BTDigg is the first Mainline DHT search engine. It participates in the BitTorrent DHT network, supporting the network and making correspondence between magnet links and a few torrent attributes (name, size, list of files) that are indexed and inserted into a database. For end users, BTDigg provides a full-text database search via a Web interface. The Web part of its search system retrieves proper information by a user's text query. The Web search supports queries in European and Asian languages. The project name is an acronym of BitTorrent Digger. (In this context, digger mean treasure-hunter.) It went offline in June 2016, reportedly due to index spam. However, as of 2025 the service is back online, albeit often inaccessible from standard clearnet connections because of IP filtering. The service can be accessed via the Tor network/Tor Browser.

==Features==
BTDigg was created as a DHT search engine for free content for the BitTorrent network. The web part of the BTDigg search system provides magnet links and partial torrent information (name, list of files, size) from the database. The returned results are based on a user's text query. BTDigg's DHT search engine links two subjects that are partial information from a torrent and a magnet link, similar to the process of linking the content of a web page with a page URL. BTDigg also provides API for third-party applications. The site is also available via the I2P network and Tor.

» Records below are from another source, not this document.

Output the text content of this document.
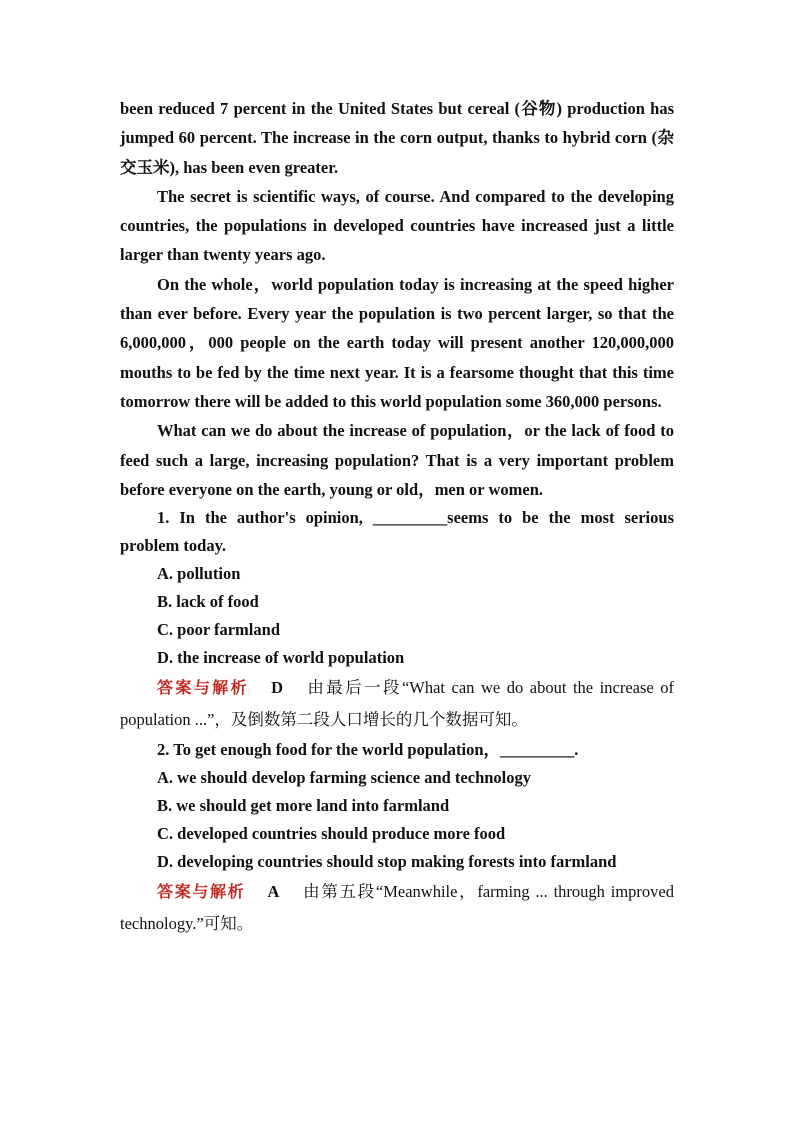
been reduced 7 percent in the United States but cereal (谷物) production has jumped 60 percent. The increase in the corn output, thanks to hybrid corn (杂交玉米), has been even greater.

The secret is scientific ways, of course. And compared to the developing countries, the populations in developed countries have increased just a little larger than twenty years ago.

On the whole，world population today is increasing at the speed higher than ever before. Every year the population is two percent larger, so that the 6,000,000，000 people on the earth today will present another 120,000,000 mouths to be fed by the time next year. It is a fearsome thought that this time tomorrow there will be added to this world population some 360,000 persons.

What can we do about the increase of population，or the lack of food to feed such a large, increasing population? That is a very important problem before everyone on the earth, young or old，men or women.

1. In the author's opinion, _________seems to be the most serious problem today.

A. pollution

B. lack of food

C. poor farmland

D. the increase of world population

答案与解析 D 由最后一段“What can we do about the increase of population ...”，及倒数第二段人口增长的几个数据可知。

2. To get enough food for the world population，_________.

A. we should develop farming science and technology

B. we should get more land into farmland

C. developed countries should produce more food

D. developing countries should stop making forests into farmland

答案与解析 A 由第五段“Meanwhile，farming ... through improved technology.”可知。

BTDigg Web interface supports the Russian, Chinese, and Portuguese languages. Users can customize search results by choosing proper sort order in the web interface. Additional features are search API, API popularity, plugins for μTorrent and qBittorrent clients, Web browser OpenSearch plugin (for Internet Explorer, Google Chrome). API popularity gives a picture of changing popularity for a torrent in the BitTorrent DHT network.

==History of BTDigg==
BTDigg was founded in January 2011. In March–April 2011, several new features were introduced, among them web plugin to search with one click, qBittorrent plugin, showing torrent info-hash as QR code picture, torrent fakes and duplicates detection, and charts of the popular torrents in soft real-time. In 2012, the website started to support SSL connections.

==Advantages and disadvantages==
BTDigg provides decentralization of torrent index database creation, and the ability to show distributed ratings provided by users via μTorrent. There is no guarantee about content because BTDigg neither analyzes nor stores content. BTDigg is not a tracker because it does not participate in nor coordinate the BitTorrent swarm. It is not a BitTorrent index because it neither stores nor maintains a static list of torrents.